Holmes also improperly attempts to incorporate into his statement of additional facts information from other documents and his responses to BONYM's statement of facts. Instead of providing a statement of additional facts as required in Local Rule 56.1, Holmes states that he "reincorporates [his] objections to Plaintiffs' Statement of Facts" and states that his "disputed facts are attached in [a] separate affidavit." (Dkt. No. 102 at 3). The Court has considered Holmes' affidavit as evidence in this matter presented in opposition to the motions for summary judgment, but the affidavit is not a Local Rule 56.1 filing. Therefore, to the extent that Holmes sought to incorporate facts from his responses to BONYM's statement of facts or from his affidavit, that statement of additional facts is stricken.
B. Support for Facts and Responses
The parties also fail to provide proper support for their facts and responses in their Local Rule 56.1 filings. Pursuant to Local Rule 56.1, each paragraph containing a statement of facts and any response to that paragraph that disputes such facts must be accompanied by a citation to the record or evidence. LR 56.1; see also Barren v. Ne. Illinois Reg'l Commuter R.R. Corp., 2016 WL 861183, at *1 (N.D. Ill. 2016) (stating that Local Rule 56.1 "requires movants to provide statements containing specific references to supporting materials, and failure to comply with L.R. 56.1 is a sufficient ground for courts to strike or disregard unsupported facts"); Ammons, 368 F.3d at 817-18 (explaining that "where a non-moving party denies a factual allegation by the party moving for summary judgment, that denial must include a specific reference to the affidavit or other part of the record that supports such a denial").
BONYM fails to properly provide support for its statements of facts. In Paragraph 1 of BONYM's statement of facts in support of its motion for summary judgment on the foreclosure claim, BONYM merely references "Docket No. 1; Docket No. 35." (F. SOF . ¶ 1). BONYM does not reference the document or page number that BONYM is relying upon, even Docket Number 1 consists of several documents and is 92 pages long. (Dkt. No. 1). BONYM's general reference to such a docket entry does not comply with Local Rule 56.1. See Ammons, 368 F.3d at 817-18 (stating that "[c]itations to an entire transcript of a deposition or to a lengthy exhibit are not specific and are . . . inappropriate" and that "[a] court should not be expected to review a lengthy record for facts that a party could have easily identified with greater particularity"). In regard to Paragraph 1 of BONYM's statement of facts in support of its motion for summary judgment on the counterclaim, BONYM does not provide any citation to the record or evidence to support the facts in that paragraph. (CC. SOF. ¶ 1). Therefore, Paragraph 1 of BONYM's statement of facts in support of its motion for summary judgment on the foreclosure claim and Paragraph 1 of BONYM's statement of facts in support of its motion for summary judgment on the counterclaim are stricken.

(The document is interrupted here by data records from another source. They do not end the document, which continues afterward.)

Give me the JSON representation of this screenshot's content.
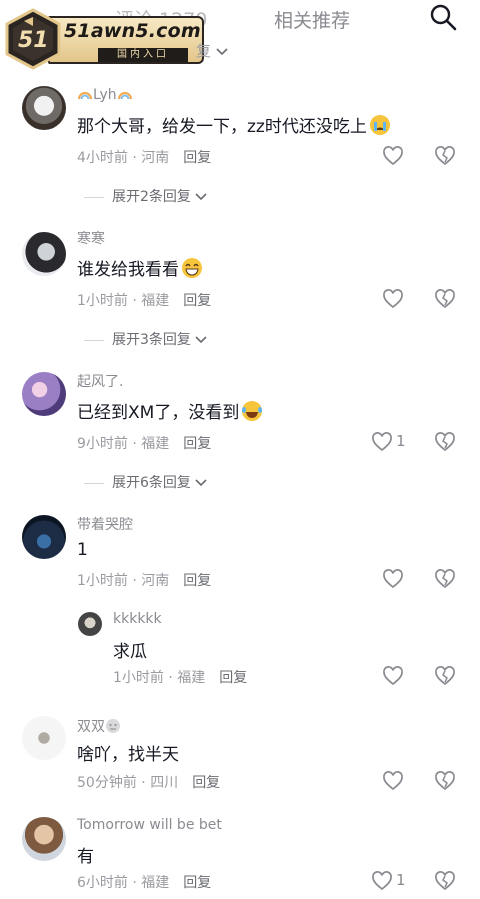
{
  "header": {
    "tab_comments": "评论 1270",
    "tab_related": "相关推荐",
    "search_icon": "search-icon",
    "banner_brand": "51awn5.com",
    "banner_entry": "国内入口",
    "banner_logo": "51",
    "banner_tail": "复"
  },
  "comments": [
    {
      "username": "Lyh",
      "text": "那个大哥，给发一下，zz时代还没吃上",
      "time": "4小时前",
      "location": "河南",
      "reply": "回复",
      "likes": "",
      "expand": "展开2条回复"
    },
    {
      "username": "寒寒",
      "text": "谁发给我看看",
      "time": "1小时前",
      "location": "福建",
      "reply": "回复",
      "likes": "",
      "expand": "展开3条回复"
    },
    {
      "username": "起风了.",
      "text": "已经到XM了，没看到",
      "time": "9小时前",
      "location": "福建",
      "reply": "回复",
      "likes": "1",
      "expand": "展开6条回复"
    },
    {
      "username": "带着哭腔",
      "text": "1",
      "time": "1小时前",
      "location": "河南",
      "reply": "回复",
      "likes": ""
    },
    {
      "username": "kkkkkk",
      "text": "求瓜",
      "time": "1小时前",
      "location": "福建",
      "reply": "回复",
      "likes": ""
    },
    {
      "username": "双双",
      "text": "啥吖，找半天",
      "time": "50分钟前",
      "location": "四川",
      "reply": "回复",
      "likes": ""
    },
    {
      "username": "Tomorrow will be bet",
      "text": "有",
      "time": "6小时前",
      "location": "福建",
      "reply": "回复",
      "likes": "1"
    }
  ],
  "colors": {
    "primary_text": "#161823",
    "secondary_text": "#8a8b91",
    "banner_gold": "#e3c68a"
  }
}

Holmes also fails to provide citations to support his responses to BONYM's statement of facts in support of its motion for summary judgment on the foreclosure claim. In regard to BONYM's statement of facts in support of its motion for summary judgment on the foreclosure claim, Holmes responds to Paragraphs 6, 7, 9, and 10 by merely stating "Disputed" or provides arguments without any citation to the record or evidence. (Response to BONYM's statement of facts in support of its summary judgment on the foreclosure claim ¶¶ 6, 7, 9, 10). Such facts are thus not properly disputed and are deemed to be admitted pursuant to Local Rule 56.1.

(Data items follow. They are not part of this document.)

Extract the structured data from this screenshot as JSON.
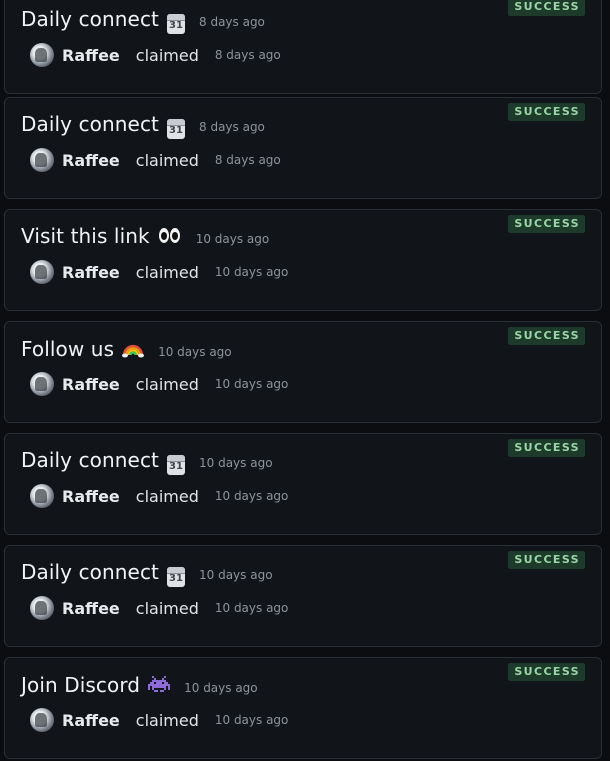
{
  "status_colors": {
    "success_bg": "#1d3a2a",
    "success_text": "#9ad7a8"
  },
  "activity_feed": [
    {
      "quest_title": "Daily connect",
      "quest_icon": "calendar-icon",
      "quest_icon_text": "31",
      "quest_time": "8 days ago",
      "status": "SUCCESS",
      "claimer": "Raffee",
      "action": "claimed",
      "claim_time": "8 days ago"
    },
    {
      "quest_title": "Daily connect",
      "quest_icon": "calendar-icon",
      "quest_icon_text": "31",
      "quest_time": "8 days ago",
      "status": "SUCCESS",
      "claimer": "Raffee",
      "action": "claimed",
      "claim_time": "8 days ago"
    },
    {
      "quest_title": "Visit this link",
      "quest_icon": "eyes-icon",
      "quest_time": "10 days ago",
      "status": "SUCCESS",
      "claimer": "Raffee",
      "action": "claimed",
      "claim_time": "10 days ago"
    },
    {
      "quest_title": "Follow us",
      "quest_icon": "rainbow-icon",
      "quest_time": "10 days ago",
      "status": "SUCCESS",
      "claimer": "Raffee",
      "action": "claimed",
      "claim_time": "10 days ago"
    },
    {
      "quest_title": "Daily connect",
      "quest_icon": "calendar-icon",
      "quest_icon_text": "31",
      "quest_time": "10 days ago",
      "status": "SUCCESS",
      "claimer": "Raffee",
      "action": "claimed",
      "claim_time": "10 days ago"
    },
    {
      "quest_title": "Daily connect",
      "quest_icon": "calendar-icon",
      "quest_icon_text": "31",
      "quest_time": "10 days ago",
      "status": "SUCCESS",
      "claimer": "Raffee",
      "action": "claimed",
      "claim_time": "10 days ago"
    },
    {
      "quest_title": "Join Discord",
      "quest_icon": "alien-monster-icon",
      "quest_time": "10 days ago",
      "status": "SUCCESS",
      "claimer": "Raffee",
      "action": "claimed",
      "claim_time": "10 days ago"
    }
  ]
}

C. Facts in Support of Summary Judgment on the Counterclaim
Finally, although Holmes filed a response to BONYM's statement of facts in support of its motion for summary judgment on its foreclosure claim, Holmes did not file any response to BONYM's separate statement of facts in support of its motion for summary judgment on the counterclaim. Therefore, all facts in BONYM's statement of facts fact in support of its motion for summary judgment on the counterclaim are deemed to be admitted pursuant to Local Rule 56.1 to the extent that such facts are properly supported by record evidence. Green, 2018 WL 894567, at *1 (stating that "[b]ecause [the plaintiff] has failed to properly respond to Defendant's Rule 56.1 Statement of Undisputed Material Facts, the Court accepts Defendant's 'uncontroverted version of the facts to the extent that it is supported by evidence in the record'") (quoting Keeton v. Morningstar, Inc., 667 F.3d 877, 880 (7th Cir. 2012)).
II. Motion for Summary Judgment on the Foreclosure Claim
Turning now to the merits of the motions, BONYM argues that Holmes is in default and that BONYM is entitled to foreclose on the Mortgage. Holmes contends in response that the debt on the Loan was discharged and he presents the Release as evidence.
A. Default on Loan
BONYM contends that Holmes breached the timely repayment requirement in the Note and Mortgage, and that BONYM is entitled to foreclose on the Mortgage. The parties do not dispute that Illinois state law applies in this diversity case. A foreclosure claim is "governed by the Illinois Mortgage Foreclosure Law." Firstmerit Bank, N.A v. Walsh, 2014 WL 883541, at *3 (N.D. Ill. 2014) (citing 735 ILCS 5/15-1501 et seq.). If a plaintiff bringing a foreclosure action "attach[es] a copy of the mortgage and the note," the plaintiff has established a "prima facie case for mortgage foreclosure. . . ." Id. Once a prima facie case is established, "the burden shifts to the defendants to establish a defense." Id.; see also Deutsche Bank Nat'l Tr. Co. for CDC Mortg. Capital Tr. 2003-HE3 v. Boyd, 2015 WL 13611731, at *4 (C.D. Ill. 2015) (stating that "[u]nder Illinois law, a prima facie case for foreclosure is established with the introduction of the mortgage and note, after which the burden shifts to the mortgagor to prove any affirmative defense"); Deutsche Bank Nat'l Tr. Co. v. Vargas, 2014 WL 6835951, at *2 (N.D. Ill. 2014) (stating that "[a] mortgagee establishes a prima facie case for foreclosure with the introduction of the mortgage and note"). In the instant action, BONYM has attached a copy of the Mortgage and Note to the complaint and Holmes has not presented any legitimate objection to the authenticity of such attachments. (Complaint Exhibit A.)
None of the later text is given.